Wednesday, 10 October 2007

REDUCE RECOVERY TIMES FOR RAID FAILURES

SYDNEY DATA RECOVERY

DEVELOPS INNOVATIVE SOFTWARE TO REDUCE

RECOVERY TIMES FOR RAID FAILURES

St. Leonards, NSW – Sydney Data Recovery (SDR) ( www.sydneydatarecovery.com.au ), a leading Australian provider of computer data recovery services, has announced the deployment of a new software utility that radically reduces the time it takes to recover data from crashed multiple disk RAID arrays and other Enterprise Storage Systems such as SAN’s and NAS’s.

The proprietary software, used in conjunction with SDR’s RAID Response Service, revolutionizes data recovery for multi-disk storage units. This means minimal disruption to business while the data recovery efforts are underway. In addition, the RAID software allows SDR to reduce recovery times to hours instead of days or weeks over current recovery processes in use in the industry.

“Systems managers put a lot of faith in RAID, but they fail just like any other type of technology,” says SDR’s head of research and development. “To recover data from a six-disk RAID array can take experts days. By automating many of the laborious tasks, we can now reduce this time to only a few hours.”

The technology has been designed to work with any RAID vendor or combination of controllers, scheme or encoding system. Developed by a at CBL Data Recovery Technologies (CBL) labs in the Center for Advanced Industry in Newcastle, UK, is part of an ongoing strategy to create innovative tools to reduce the costs and response time of data recovery from any media or operating system.

“Many data recovery firms simply avoid complex jobs like recovering RAID because the store bought tools simply don’t exist for RAID,” adds Fitzpatrick. “To manually configure a system to help recovery traditionally requires a high degree of technical knowledge and is very time consuming.”

This year marks CBL’s 15th year of successfully offering data recovery services to clients with damaged storage media due to hardware failure, virus activity, system malfunctions, physical damage, file corruption or human error.
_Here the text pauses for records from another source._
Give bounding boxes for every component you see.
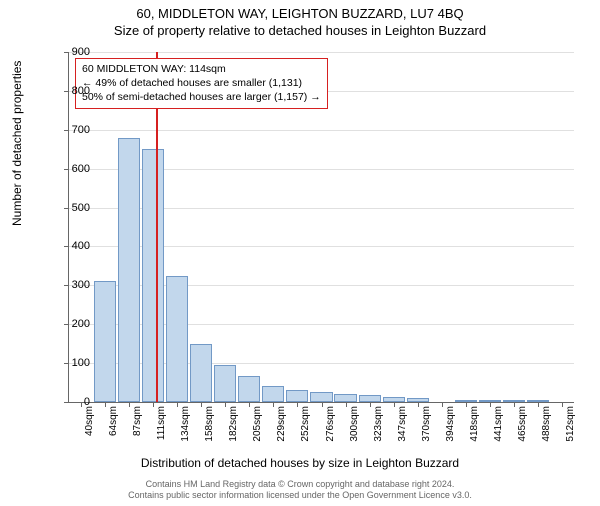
xtick-mark xyxy=(322,402,323,407)
chart-title-sub: Size of property relative to detached ho… xyxy=(0,23,600,38)
annotation-line-1: 60 MIDDLETON WAY: 114sqm xyxy=(82,62,321,76)
xtick-mark xyxy=(538,402,539,407)
histogram-bar xyxy=(334,394,356,402)
gridline xyxy=(69,52,574,53)
x-axis-label: Distribution of detached houses by size … xyxy=(0,456,600,470)
xtick-mark xyxy=(201,402,202,407)
gridline xyxy=(69,130,574,131)
footer-line-1: Contains HM Land Registry data © Crown c… xyxy=(0,479,600,491)
annotation-box: 60 MIDDLETON WAY: 114sqm← 49% of detache… xyxy=(75,58,328,109)
xtick-mark xyxy=(249,402,250,407)
histogram-bar xyxy=(262,386,284,402)
xtick-mark xyxy=(346,402,347,407)
histogram-bar xyxy=(214,365,236,402)
xtick-mark xyxy=(466,402,467,407)
footer-attribution: Contains HM Land Registry data © Crown c… xyxy=(0,479,600,502)
ytick-label: 600 xyxy=(50,163,90,175)
ytick-label: 400 xyxy=(50,240,90,252)
y-axis-label: Number of detached properties xyxy=(10,61,24,226)
ytick-label: 100 xyxy=(50,357,90,369)
ytick-label: 200 xyxy=(50,318,90,330)
histogram-bar xyxy=(118,138,140,402)
ytick-label: 700 xyxy=(50,124,90,136)
ytick-label: 0 xyxy=(50,396,90,408)
annotation-line-2: ← 49% of detached houses are smaller (1,… xyxy=(82,76,321,90)
xtick-mark xyxy=(418,402,419,407)
xtick-mark xyxy=(394,402,395,407)
plot-area: 40sqm64sqm87sqm111sqm134sqm158sqm182sqm2… xyxy=(68,52,574,403)
histogram-bar xyxy=(94,281,116,402)
histogram-bar xyxy=(238,376,260,402)
xtick-mark xyxy=(177,402,178,407)
xtick-mark xyxy=(153,402,154,407)
histogram-bar xyxy=(142,149,164,402)
ytick-label: 800 xyxy=(50,85,90,97)
ytick-label: 900 xyxy=(50,46,90,58)
xtick-mark xyxy=(273,402,274,407)
histogram-bar xyxy=(310,392,332,402)
xtick-mark xyxy=(225,402,226,407)
xtick-mark xyxy=(490,402,491,407)
xtick-mark xyxy=(370,402,371,407)
ytick-label: 300 xyxy=(50,279,90,291)
xtick-mark xyxy=(297,402,298,407)
histogram-bar xyxy=(190,344,212,402)
histogram-bar xyxy=(286,390,308,402)
annotation-line-3: 50% of semi-detached houses are larger (… xyxy=(82,90,321,104)
xtick-mark xyxy=(562,402,563,407)
xtick-mark xyxy=(129,402,130,407)
xtick-mark xyxy=(442,402,443,407)
footer-line-2: Contains public sector information licen… xyxy=(0,490,600,502)
histogram-bar xyxy=(359,395,381,402)
xtick-mark xyxy=(514,402,515,407)
xtick-mark xyxy=(105,402,106,407)
ytick-label: 500 xyxy=(50,202,90,214)
chart-title-main: 60, MIDDLETON WAY, LEIGHTON BUZZARD, LU7… xyxy=(0,6,600,21)
histogram-bar xyxy=(166,276,188,402)
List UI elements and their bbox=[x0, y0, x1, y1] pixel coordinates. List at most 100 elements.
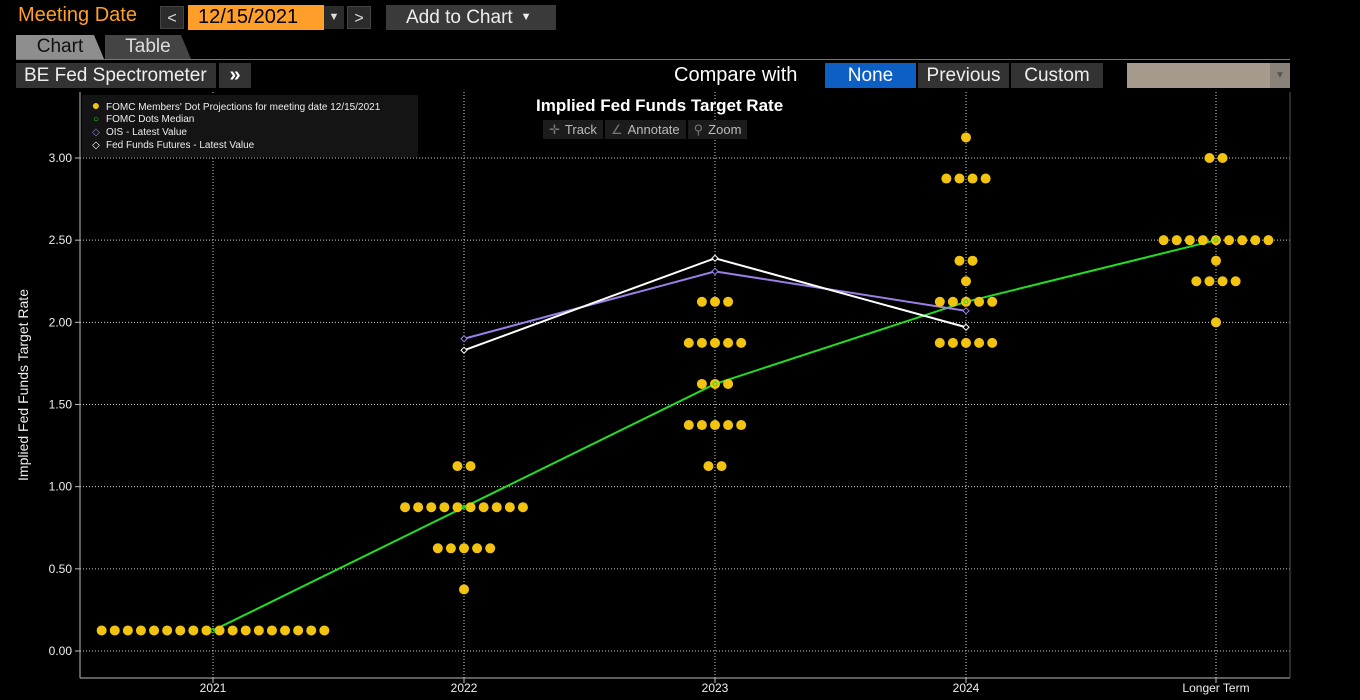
x-tick-label: 2021 bbox=[200, 681, 227, 695]
ois-point bbox=[962, 307, 970, 315]
dot-projection bbox=[967, 173, 978, 184]
tab-chart[interactable]: Chart bbox=[16, 35, 104, 59]
track-tool-button[interactable]: ✛ Track bbox=[543, 120, 603, 139]
dot-projection bbox=[974, 337, 985, 348]
caret-down-icon: ▼ bbox=[1275, 70, 1285, 81]
dot-projection bbox=[122, 625, 133, 636]
dot-projection bbox=[1184, 235, 1195, 246]
track-label: Track bbox=[564, 122, 597, 137]
dot-projection bbox=[1204, 276, 1215, 287]
y-tick-label: 2.00 bbox=[49, 315, 73, 329]
dot-projection bbox=[491, 502, 502, 513]
next-date-button[interactable]: > bbox=[347, 6, 371, 29]
dot-projection bbox=[941, 173, 952, 184]
dot-projection bbox=[696, 378, 707, 389]
dot-projection bbox=[162, 625, 173, 636]
median-point bbox=[712, 381, 718, 387]
dot-projection bbox=[306, 625, 317, 636]
x-tick-label: Longer Term bbox=[1182, 681, 1249, 695]
dot-projection bbox=[1204, 153, 1215, 163]
dot-projection bbox=[716, 461, 727, 472]
meeting-date-label: Meeting Date bbox=[18, 4, 137, 26]
chevron-left-icon: < bbox=[167, 10, 177, 27]
futures-point bbox=[460, 346, 468, 354]
annotate-label: Annotate bbox=[627, 122, 680, 137]
dot-projection bbox=[459, 584, 469, 595]
dot-projection bbox=[987, 296, 998, 307]
dot-projection bbox=[280, 625, 291, 636]
y-tick-label: 0.50 bbox=[49, 562, 73, 576]
tab-table[interactable]: Table bbox=[105, 35, 191, 59]
dot-projection bbox=[961, 276, 971, 287]
dot-projection bbox=[188, 625, 199, 636]
dot-projection bbox=[227, 625, 238, 636]
expand-panel-button[interactable]: » bbox=[219, 63, 251, 88]
annotate-tool-button[interactable]: ∠ Annotate bbox=[604, 120, 686, 139]
magnifier-icon: ⚲ bbox=[693, 122, 704, 137]
dot-projection bbox=[947, 337, 958, 348]
x-tick-label: 2024 bbox=[953, 681, 980, 695]
double-chevron-right-icon: » bbox=[229, 64, 241, 86]
dot-projection bbox=[319, 625, 330, 636]
source-selector-button[interactable]: BE Fed Spectrometer bbox=[16, 63, 216, 88]
add-to-chart-label: Add to Chart bbox=[406, 7, 513, 28]
futures-point bbox=[711, 254, 719, 262]
dot-projection bbox=[214, 625, 225, 636]
legend-label: Fed Funds Futures - Latest Value bbox=[106, 140, 255, 151]
x-tick-label: 2022 bbox=[451, 681, 478, 695]
crosshair-icon: ✛ bbox=[549, 122, 560, 137]
hollow-circle-icon: ○ bbox=[92, 114, 100, 125]
ois-point bbox=[711, 267, 719, 276]
dot-projection bbox=[934, 337, 945, 348]
dot-projection bbox=[723, 378, 734, 389]
diamond-icon: ◇ bbox=[92, 127, 100, 138]
dot-projection bbox=[1250, 235, 1261, 246]
y-tick-label: 1.00 bbox=[49, 480, 73, 494]
chart-tools: ✛ Track ∠ Annotate ⚲ Zoom bbox=[543, 120, 748, 139]
dot-projection bbox=[947, 296, 958, 307]
y-tick-label: 2.50 bbox=[49, 233, 73, 247]
dot-projection bbox=[710, 378, 720, 389]
dot-projection bbox=[703, 461, 714, 472]
futures-point bbox=[962, 323, 970, 331]
dot-projection bbox=[696, 337, 707, 348]
dot-projection bbox=[1171, 235, 1182, 246]
dot-projection bbox=[736, 337, 747, 348]
dot-projection bbox=[452, 502, 463, 513]
dot-projection bbox=[201, 625, 212, 636]
dot-projection bbox=[1191, 276, 1202, 287]
dot-projection bbox=[954, 173, 965, 184]
compare-custom-button[interactable]: Custom bbox=[1011, 63, 1103, 88]
dot-projection bbox=[504, 502, 515, 513]
previous-date-button[interactable]: < bbox=[160, 6, 184, 29]
tab-divider bbox=[16, 59, 1290, 60]
dot-projection bbox=[683, 420, 694, 431]
compare-none-button[interactable]: None bbox=[825, 63, 916, 88]
dot-projection bbox=[485, 543, 496, 554]
dot-projection bbox=[723, 337, 734, 348]
legend-item-median: ○ FOMC Dots Median bbox=[90, 113, 194, 126]
zoom-tool-button[interactable]: ⚲ Zoom bbox=[687, 120, 748, 139]
dot-projection bbox=[426, 502, 437, 513]
x-tick-label: 2023 bbox=[702, 681, 729, 695]
dot-projection bbox=[293, 625, 304, 636]
dot-projection bbox=[1197, 235, 1208, 246]
add-to-chart-button[interactable]: Add to Chart ▼ bbox=[386, 5, 556, 30]
custom-date-dropdown-button[interactable]: ▼ bbox=[1270, 63, 1290, 88]
dot-projection bbox=[472, 543, 483, 554]
date-dropdown-button[interactable]: ▼ bbox=[324, 6, 344, 29]
dot-projection bbox=[967, 255, 978, 266]
dot-projection bbox=[736, 420, 747, 431]
dot-projection bbox=[961, 132, 971, 143]
custom-date-select[interactable] bbox=[1127, 63, 1270, 88]
meeting-date-field[interactable]: 12/15/2021 bbox=[188, 5, 324, 30]
compare-previous-button[interactable]: Previous bbox=[918, 63, 1009, 88]
dot-projection bbox=[135, 625, 146, 636]
legend-item-ois: ◇ OIS - Latest Value bbox=[90, 126, 187, 139]
dot-projection bbox=[1211, 255, 1221, 266]
dot-projection bbox=[149, 625, 160, 636]
dot-projection bbox=[432, 543, 443, 554]
dot-projection bbox=[723, 296, 734, 307]
dot-projection bbox=[1224, 235, 1235, 246]
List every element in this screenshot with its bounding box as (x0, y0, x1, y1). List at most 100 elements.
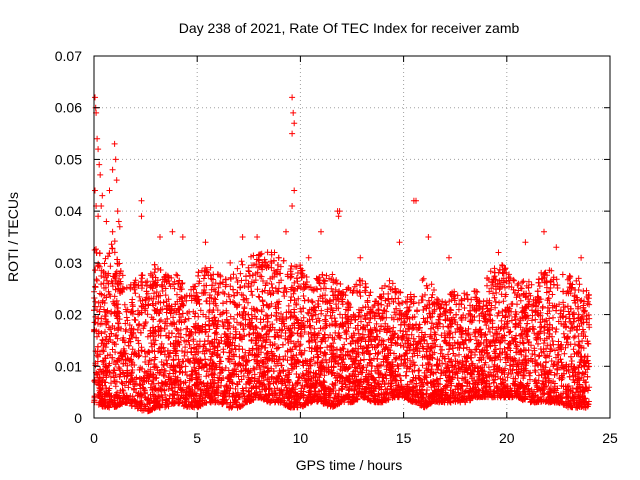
data-point (580, 377, 587, 384)
data-point (95, 262, 102, 269)
data-point (469, 304, 476, 310)
data-point (405, 308, 412, 314)
data-point (450, 366, 457, 373)
data-point (315, 297, 322, 304)
data-point (502, 359, 509, 366)
data-point (122, 350, 129, 357)
data-point (355, 330, 362, 337)
data-point (580, 288, 587, 295)
data-point (248, 385, 255, 392)
data-point (315, 367, 322, 374)
data-point (240, 292, 247, 299)
data-point (211, 371, 218, 378)
data-point (230, 324, 237, 331)
data-point (312, 360, 318, 367)
data-point (544, 352, 551, 359)
data-point (171, 278, 178, 285)
data-point (419, 277, 426, 284)
data-point (211, 286, 217, 293)
data-point (293, 371, 300, 377)
data-point (313, 319, 320, 326)
data-point (504, 344, 511, 351)
data-point (215, 284, 222, 291)
data-point (106, 360, 113, 367)
data-point (498, 291, 505, 298)
data-point (576, 281, 583, 288)
data-point (345, 320, 351, 327)
data-point (529, 317, 535, 324)
data-point (129, 346, 136, 353)
data-point (553, 326, 560, 333)
data-point (375, 306, 382, 313)
data-point (311, 325, 318, 332)
data-point (532, 377, 539, 383)
data-point (541, 337, 548, 344)
data-point (102, 255, 109, 262)
data-point (415, 299, 422, 306)
data-point (191, 344, 198, 351)
data-point (234, 319, 240, 326)
data-point (93, 352, 100, 359)
data-point (165, 354, 172, 361)
data-point (162, 399, 169, 406)
data-point (461, 305, 468, 311)
data-point (291, 306, 298, 313)
data-point (230, 271, 237, 278)
data-point (237, 270, 244, 277)
data-point (127, 393, 134, 399)
data-point (152, 337, 159, 344)
data-point (535, 377, 542, 384)
data-point (389, 280, 396, 287)
data-point (312, 307, 318, 314)
data-point (338, 380, 345, 387)
data-point (123, 326, 130, 333)
data-point (243, 358, 250, 365)
data-point (240, 373, 247, 379)
data-point (437, 381, 443, 388)
data-point (120, 345, 127, 352)
data-point (239, 261, 246, 268)
data-point (455, 306, 462, 313)
data-point (392, 311, 399, 318)
data-point (485, 371, 492, 378)
data-point (144, 311, 151, 318)
data-point (548, 358, 555, 364)
data-point (174, 291, 180, 298)
data-point (181, 352, 188, 359)
data-point (535, 372, 542, 379)
data-point (112, 349, 119, 356)
data-point (567, 328, 574, 334)
data-point (142, 279, 149, 286)
data-point (107, 326, 114, 333)
data-point (112, 274, 118, 280)
data-point (252, 270, 259, 277)
data-point (113, 332, 120, 338)
data-point (132, 290, 139, 297)
data-point (409, 377, 416, 384)
data-point (437, 350, 444, 357)
data-point (359, 383, 366, 390)
data-point (182, 363, 189, 370)
data-point (432, 331, 439, 338)
data-point (578, 320, 585, 327)
data-point (579, 338, 586, 344)
data-point (297, 305, 304, 312)
data-point (218, 334, 225, 341)
data-point (131, 284, 138, 291)
data-point (459, 357, 466, 364)
data-point (468, 354, 475, 361)
data-point (359, 331, 366, 338)
data-point (162, 368, 169, 374)
data-point (486, 380, 493, 387)
data-point (173, 271, 180, 278)
data-point (138, 285, 145, 292)
data-point (448, 356, 455, 363)
data-point (314, 286, 321, 293)
data-point (413, 322, 419, 328)
data-point (547, 342, 554, 349)
data-point (155, 298, 162, 305)
data-point (383, 375, 390, 382)
data-point (157, 369, 164, 376)
data-point (424, 380, 431, 387)
data-point (96, 263, 103, 270)
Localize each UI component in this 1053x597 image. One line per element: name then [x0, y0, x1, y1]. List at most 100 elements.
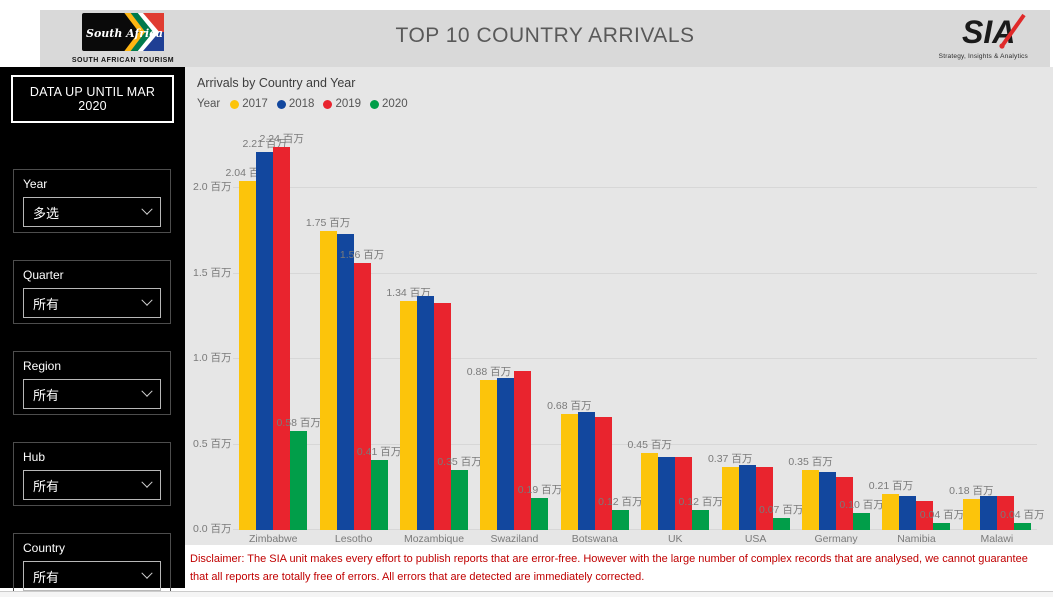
bar-lesotho-2019[interactable]: 1.56 百万: [340, 249, 384, 530]
bar-germany-2018[interactable]: [819, 471, 837, 530]
bar-zimbabwe-2018[interactable]: 2.21 百万: [243, 138, 287, 530]
x-axis-label-usa: USA: [744, 533, 767, 545]
filter-label-hub: Hub: [23, 450, 46, 464]
x-axis-label-botswana: Botswana: [571, 533, 618, 545]
gridline-0.5 百万: [233, 443, 1037, 445]
filter-group-region: Region 所有: [13, 351, 171, 415]
x-axis-label-malawi: Malawi: [980, 533, 1014, 545]
bar-data-label: 0.58 百万: [276, 416, 321, 429]
bar-data-label: 2.24 百万: [259, 133, 304, 146]
sia-logo: SIA Strategy, Insights & Analytics: [936, 12, 1028, 60]
legend-label-2018: 2018: [288, 98, 315, 110]
bar-namibia-2017[interactable]: 0.21 百万: [869, 480, 913, 530]
bar-swaziland-2018[interactable]: [497, 377, 515, 530]
bar-malawi-2017[interactable]: 0.18 百万: [949, 485, 994, 530]
bar-mozambique-2020[interactable]: 0.35 百万: [437, 456, 482, 530]
bar-namibia-2019[interactable]: [916, 500, 934, 530]
bar-mozambique-2017[interactable]: 1.34 百万: [386, 287, 431, 530]
legend-dot-2018: [276, 99, 286, 109]
bar-germany-2020[interactable]: 0.10 百万: [839, 499, 884, 530]
legend-item-2020[interactable]: 2020: [370, 98, 408, 110]
bar-data-label: 0.45 百万: [627, 439, 672, 452]
y-tick-label: 2.0 百万: [193, 181, 232, 194]
bar-lesotho-2017[interactable]: 1.75 百万: [306, 217, 350, 530]
bar-group-uk: 0.45 百万 0.12 百万: [628, 137, 723, 530]
quarter-dropdown-value: 所有: [33, 296, 60, 312]
bar-mozambique-2018[interactable]: [417, 295, 435, 530]
bar-group-lesotho: 1.75 百万 1.56 百万 0.41 百万: [306, 137, 401, 530]
x-axis: Zimbabwe Lesotho Mozambique Swaziland Botswa…: [233, 533, 1037, 545]
bar-uk-2017[interactable]: 0.45 百万: [628, 439, 672, 530]
bar-lesotho-2020[interactable]: 0.41 百万: [357, 446, 401, 530]
legend-item-2018[interactable]: 2018: [276, 98, 315, 110]
y-tick-label: 1.5 百万: [193, 266, 232, 279]
bar-group-swaziland: 0.88 百万 0.19 百万: [467, 137, 562, 530]
bar-group-zimbabwe: 2.04 百万 2.21 百万 2.24 百万 0.58 百万: [226, 133, 321, 530]
bar-usa-2018[interactable]: [738, 465, 756, 530]
bar-malawi-2020[interactable]: 0.04 百万: [1000, 509, 1045, 530]
hub-dropdown[interactable]: 所有: [23, 470, 161, 500]
y-tick-label: 0.5 百万: [193, 437, 232, 450]
filter-label-region: Region: [23, 359, 62, 373]
x-axis-label-lesotho: Lesotho: [334, 533, 373, 545]
bar-group-mozambique: 1.34 百万 0.35 百万: [386, 137, 482, 530]
bar-zimbabwe-2019[interactable]: 2.24 百万: [260, 133, 304, 530]
sidebar: DATA UP UNTIL MAR 2020 Year 多选 Quarter 所有 Re…: [0, 67, 185, 597]
country-dropdown-value: 所有: [33, 569, 60, 585]
region-dropdown[interactable]: 所有: [23, 379, 161, 409]
filter-group-year: Year 多选: [13, 169, 171, 233]
bar-swaziland-2020[interactable]: 0.19 百万: [518, 484, 562, 530]
data-note: DATA UP UNTIL MAR 2020: [11, 75, 174, 123]
sa-flag-logo-image: South Africa: [82, 8, 164, 56]
header: South Africa SOUTH AFRICAN TOURISM TOP 1…: [40, 8, 1050, 67]
bar-data-label: 0.41 百万: [356, 445, 402, 458]
hub-dropdown-value: 所有: [33, 478, 60, 494]
country-dropdown[interactable]: 所有: [23, 561, 161, 591]
bar-group-germany: 0.35 百万 0.10 百万: [788, 137, 884, 530]
y-tick-label: 1.0 百万: [193, 352, 232, 365]
bar-germany-2017[interactable]: 0.35 百万: [788, 456, 833, 530]
gridline-1.5 百万: [233, 272, 1037, 274]
bar-botswana-2020[interactable]: 0.12 百万: [598, 496, 643, 530]
bar-lesotho-2018[interactable]: [336, 234, 354, 530]
bar-usa-2017[interactable]: 0.37 百万: [708, 453, 752, 530]
bar-botswana-2018[interactable]: [577, 412, 595, 530]
bar-mozambique-2019[interactable]: [434, 302, 452, 530]
bar-data-label: 0.88 百万: [466, 365, 512, 378]
bar-data-label: 0.12 百万: [598, 495, 643, 508]
bar-zimbabwe-2017[interactable]: 2.04 百万: [226, 167, 270, 530]
bar-swaziland-2017[interactable]: 0.88 百万: [467, 366, 511, 530]
bottom-divider: [0, 591, 1053, 597]
x-axis-label-zimbabwe: Zimbabwe: [248, 533, 298, 545]
chart-legend: Year 2017 2018 2019 2020: [197, 98, 417, 110]
bar-malawi-2018[interactable]: [979, 495, 997, 530]
bar-usa-2019[interactable]: [755, 466, 773, 530]
bar-zimbabwe-2020[interactable]: 0.58 百万: [277, 417, 321, 530]
bar-data-label: 0.19 百万: [517, 483, 563, 496]
bar-swaziland-2019[interactable]: [514, 371, 532, 530]
bar-namibia-2018[interactable]: [899, 495, 917, 530]
year-dropdown[interactable]: 多选: [23, 197, 161, 227]
chevron-down-icon: [141, 385, 153, 397]
bar-uk-2018[interactable]: [658, 456, 676, 530]
bar-uk-2020[interactable]: 0.12 百万: [679, 496, 723, 530]
bar-botswana-2019[interactable]: [594, 417, 612, 530]
chart-title: Arrivals by Country and Year: [197, 76, 356, 90]
bar-malawi-2019[interactable]: [996, 495, 1014, 530]
filter-group-country: Country 所有: [13, 533, 171, 597]
bar-data-label: 0.35 百万: [437, 456, 482, 469]
bar-namibia-2020[interactable]: 0.04 百万: [920, 509, 964, 530]
quarter-dropdown[interactable]: 所有: [23, 288, 161, 318]
y-tick-label: 0.0 百万: [193, 523, 232, 535]
legend-item-2017[interactable]: 2017: [230, 98, 268, 110]
bar-germany-2019[interactable]: [836, 477, 854, 530]
sat-logo-caption: SOUTH AFRICAN TOURISM: [71, 57, 175, 64]
bar-uk-2019[interactable]: [675, 456, 693, 530]
bar-botswana-2017[interactable]: 0.68 百万: [547, 400, 592, 530]
region-dropdown-value: 所有: [33, 387, 60, 403]
bar-data-label: 1.56 百万: [339, 249, 385, 262]
legend-item-2019[interactable]: 2019: [323, 98, 361, 110]
bar-group-malawi: 0.18 百万 0.04 百万: [949, 137, 1045, 530]
bar-usa-2020[interactable]: 0.07 百万: [759, 504, 803, 530]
The new technology has already been successfully used within CBL’s worldwide network of 16 labs in five continents and is now available as part of SDR’s RAID Response Service.

1 comment:

vbrauner said...

CBL has successfully recovered data from all of the disk drives utilized in today's enterprise storage systems running in a variety of operating environments, including:

• Microsoft Windows NT / 2000 / 2003
• Unix
• Novell
• HPUX
• SQL
• Linux
• BSD
• Banyan Vines
• Exchange
• Sun Solaris
• AIX

Among the RAID data recovery projects we recover data for include corrupt databases, deleted and overwritten data files and user directories, failed backups, physically damaged hard drives and RAID configuration problems.